Posted : 17th November 2023 9:12 pm
(@zteblfpxhv)
Posts: 6
Topic starter
 

@dave101 Thanks for your response Dave, I am pretty adrift at the moment, and this is really helpful. I had to bail my wife out due to the nature of money which had gone, we also have managed to keep a lid on matters for he sake of the kids. i am begining to think that she hasn't faced the consequences of what she has done. when she and i talk, I end up apologising for the way i may have been over the years ( i am not perfect, but i am not a bad husband), whilst the apologies from her are few and far between. i know though that she is crushed by what she did. She owes money to family members who could be very difficult, but she is embroiled in past slights and resentments and can't address the situation. i really feel the need to consider going, but i know she willl probably fold and the conseuqences to the children will be signifcant.

 
Posted : 18th November 2023 7:10 am
(@dave101)
Posts: 352
 

It's a tough choice to make and that's yours alone to do with your partner. It must be hard with having the kids too. 
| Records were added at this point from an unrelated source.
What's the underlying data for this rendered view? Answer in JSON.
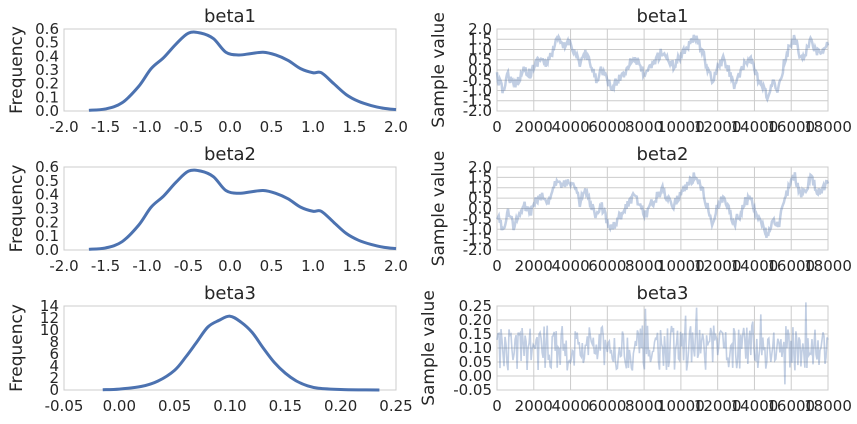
{
  "colors": {
    "kde": "#4c72b0",
    "trace": "#4c72b0",
    "trace_alpha": 0.35
  },
  "chart_data": [
    {
      "type": "line",
      "title": "beta1",
      "xlabel": "",
      "ylabel": "Frequency",
      "xlim": [
        -2.0,
        2.0
      ],
      "ylim": [
        0.0,
        0.6
      ],
      "xticks": [
        "-2.0",
        "-1.5",
        "-1.0",
        "-0.5",
        "0.0",
        "0.5",
        "1.0",
        "1.5",
        "2.0"
      ],
      "yticks": [
        "0.0",
        "0.1",
        "0.2",
        "0.3",
        "0.4",
        "0.5",
        "0.6"
      ],
      "grid": false,
      "series": [
        {
          "x": [
            -1.7,
            -1.5,
            -1.3,
            -1.1,
            -0.95,
            -0.8,
            -0.65,
            -0.5,
            -0.35,
            -0.2,
            -0.05,
            0.1,
            0.25,
            0.4,
            0.55,
            0.7,
            0.85,
            1.0,
            1.1,
            1.25,
            1.4,
            1.55,
            1.7,
            1.85,
            2.0
          ],
          "values": [
            0.005,
            0.015,
            0.06,
            0.18,
            0.31,
            0.39,
            0.49,
            0.57,
            0.57,
            0.53,
            0.43,
            0.41,
            0.42,
            0.43,
            0.41,
            0.37,
            0.31,
            0.28,
            0.28,
            0.2,
            0.12,
            0.07,
            0.04,
            0.02,
            0.01
          ]
        }
      ]
    },
    {
      "type": "line",
      "title": "beta1",
      "xlabel": "",
      "ylabel": "Sample value",
      "xlim": [
        0,
        18000
      ],
      "ylim": [
        -2.0,
        2.0
      ],
      "xticks": [
        "0",
        "2000",
        "4000",
        "6000",
        "8000",
        "10000",
        "12000",
        "14000",
        "16000",
        "18000"
      ],
      "yticks": [
        "-2.0",
        "-1.5",
        "-1.0",
        "-0.5",
        "0.0",
        "0.5",
        "1.0",
        "1.5",
        "2.0"
      ],
      "grid": true,
      "series": [
        {
          "x": [
            0,
            300,
            600,
            900,
            1200,
            1500,
            1800,
            2100,
            2400,
            2700,
            3000,
            3300,
            3600,
            3900,
            4200,
            4500,
            4800,
            5100,
            5400,
            5700,
            6000,
            6300,
            6600,
            6900,
            7200,
            7500,
            7800,
            8100,
            8400,
            8700,
            9000,
            9300,
            9600,
            9900,
            10200,
            10500,
            10800,
            11100,
            11400,
            11700,
            12000,
            12300,
            12600,
            12900,
            13200,
            13500,
            13800,
            14100,
            14400,
            14700,
            15000,
            15300,
            15600,
            15900,
            16200,
            16500,
            16800,
            17100,
            17400,
            17700,
            18000
          ],
          "values": [
            -0.3,
            -1.0,
            -0.2,
            -0.8,
            -0.4,
            0.1,
            -0.2,
            0.3,
            0.6,
            0.2,
            0.9,
            1.5,
            1.1,
            1.4,
            1.0,
            0.3,
            0.8,
            0.2,
            -0.5,
            0.1,
            -0.6,
            -0.9,
            -0.4,
            -0.2,
            0.4,
            0.6,
            0.1,
            -0.3,
            0.2,
            0.6,
            0.9,
            0.5,
            0.2,
            0.6,
            1.0,
            1.3,
            1.6,
            1.1,
            0.2,
            -0.6,
            0.1,
            0.5,
            0.0,
            -0.7,
            -0.3,
            0.3,
            0.6,
            -0.3,
            -0.8,
            -1.3,
            -0.7,
            -0.9,
            0.3,
            1.1,
            1.6,
            0.6,
            0.9,
            1.5,
            0.8,
            0.9,
            1.2
          ]
        }
      ]
    },
    {
      "type": "line",
      "title": "beta2",
      "xlabel": "",
      "ylabel": "Frequency",
      "xlim": [
        -2.0,
        2.0
      ],
      "ylim": [
        0.0,
        0.6
      ],
      "xticks": [
        "-2.0",
        "-1.5",
        "-1.0",
        "-0.5",
        "0.0",
        "0.5",
        "1.0",
        "1.5",
        "2.0"
      ],
      "yticks": [
        "0.0",
        "0.1",
        "0.2",
        "0.3",
        "0.4",
        "0.5",
        "0.6"
      ],
      "grid": false,
      "series": [
        {
          "x": [
            -1.7,
            -1.5,
            -1.3,
            -1.1,
            -0.95,
            -0.8,
            -0.65,
            -0.5,
            -0.35,
            -0.2,
            -0.05,
            0.1,
            0.25,
            0.4,
            0.55,
            0.7,
            0.85,
            1.0,
            1.1,
            1.25,
            1.4,
            1.55,
            1.7,
            1.85,
            2.0
          ],
          "values": [
            0.005,
            0.015,
            0.06,
            0.18,
            0.31,
            0.39,
            0.49,
            0.57,
            0.57,
            0.53,
            0.43,
            0.41,
            0.42,
            0.43,
            0.41,
            0.37,
            0.31,
            0.28,
            0.28,
            0.2,
            0.12,
            0.07,
            0.04,
            0.02,
            0.01
          ]
        }
      ]
    },
    {
      "type": "line",
      "title": "beta2",
      "xlabel": "",
      "ylabel": "Sample value",
      "xlim": [
        0,
        18000
      ],
      "ylim": [
        -2.0,
        2.0
      ],
      "xticks": [
        "0",
        "2000",
        "4000",
        "6000",
        "8000",
        "10000",
        "12000",
        "14000",
        "16000",
        "18000"
      ],
      "yticks": [
        "-2.0",
        "-1.5",
        "-1.0",
        "-0.5",
        "0.0",
        "0.5",
        "1.0",
        "1.5",
        "2.0"
      ],
      "grid": true,
      "series": [
        {
          "x": [
            0,
            300,
            600,
            900,
            1200,
            1500,
            1800,
            2100,
            2400,
            2700,
            3000,
            3300,
            3600,
            3900,
            4200,
            4500,
            4800,
            5100,
            5400,
            5700,
            6000,
            6300,
            6600,
            6900,
            7200,
            7500,
            7800,
            8100,
            8400,
            8700,
            9000,
            9300,
            9600,
            9900,
            10200,
            10500,
            10800,
            11100,
            11400,
            11700,
            12000,
            12300,
            12600,
            12900,
            13200,
            13500,
            13800,
            14100,
            14400,
            14700,
            15000,
            15300,
            15600,
            15900,
            16200,
            16500,
            16800,
            17100,
            17400,
            17700,
            18000
          ],
          "values": [
            -0.3,
            -1.0,
            -0.2,
            -0.8,
            -0.4,
            0.1,
            -0.2,
            0.3,
            0.6,
            0.2,
            0.9,
            1.5,
            1.1,
            1.4,
            1.0,
            0.3,
            0.8,
            0.2,
            -0.5,
            0.1,
            -0.6,
            -0.9,
            -0.4,
            -0.2,
            0.4,
            0.6,
            0.1,
            -0.3,
            0.2,
            0.6,
            0.9,
            0.5,
            0.2,
            0.6,
            1.0,
            1.3,
            1.6,
            1.1,
            0.2,
            -0.6,
            0.1,
            0.5,
            0.0,
            -0.7,
            -0.3,
            0.3,
            0.6,
            -0.3,
            -0.8,
            -1.3,
            -0.7,
            -0.9,
            0.3,
            1.1,
            1.6,
            0.6,
            0.9,
            1.5,
            0.8,
            0.9,
            1.2
          ]
        }
      ]
    },
    {
      "type": "line",
      "title": "beta3",
      "xlabel": "",
      "ylabel": "Frequency",
      "xlim": [
        -0.05,
        0.25
      ],
      "ylim": [
        0,
        14
      ],
      "xticks": [
        "-0.05",
        "0.00",
        "0.05",
        "0.10",
        "0.15",
        "0.20",
        "0.25"
      ],
      "yticks": [
        "0",
        "2",
        "4",
        "6",
        "8",
        "10",
        "12",
        "14"
      ],
      "grid": false,
      "series": [
        {
          "x": [
            -0.015,
            0.0,
            0.02,
            0.035,
            0.05,
            0.06,
            0.07,
            0.08,
            0.09,
            0.1,
            0.11,
            0.12,
            0.13,
            0.14,
            0.15,
            0.16,
            0.17,
            0.18,
            0.2,
            0.22,
            0.235
          ],
          "values": [
            0.05,
            0.15,
            0.6,
            1.5,
            3.3,
            5.5,
            8.0,
            10.5,
            11.6,
            12.3,
            11.3,
            9.6,
            7.0,
            4.6,
            2.8,
            1.5,
            0.7,
            0.3,
            0.08,
            0.02,
            0.01
          ]
        }
      ]
    },
    {
      "type": "line",
      "title": "beta3",
      "xlabel": "",
      "ylabel": "Sample value",
      "xlim": [
        0,
        18000
      ],
      "ylim": [
        -0.05,
        0.25
      ],
      "xticks": [
        "0",
        "2000",
        "4000",
        "6000",
        "8000",
        "10000",
        "12000",
        "14000",
        "16000",
        "18000"
      ],
      "yticks": [
        "-0.05",
        "0.00",
        "0.05",
        "0.10",
        "0.15",
        "0.20",
        "0.25"
      ],
      "grid": true,
      "series": [
        {
          "band_center": 0.1,
          "band_low": 0.03,
          "band_high": 0.17,
          "spike_max": 0.24,
          "spike_min": -0.03
        }
      ]
    }
  ]
}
I can't make any comments relationship wise other than what I did to my partner and that was make her face the reality slowly by keep bringing it up every so often which made her speak to her mum and arrange a new payment plan for her debts and she's done so well now because it's sorted and slowly going away.

 

It's a bit more difficult bringing up gambling but showing her alternatives and help might make her click on to seeking it. It's a struggle but if she hides away from it she needs to face it head on to move on. Annoyingly as previously mentioned she's got to do it for her self to help her self which is bloody hard. But small steps is best and I wouldn't want to see it fold and collapse on her but sometimes that's what happens with what ever you do.

 

Hope this kind of helps @zteblfpxhv

 

Dave101

 
Posted : 18th November 2023 9:28 am
(@zteblfpxhv)
Posts: 6
Topic starter
 

Many thanks again Dave, all advice is gratefully received. 

 
Posted : 21st November 2023 1:53 pm
(@zteblfpxhv)
Posts: 6
Topic starter
 

Many thanks again Dave, all advice is gratefully received.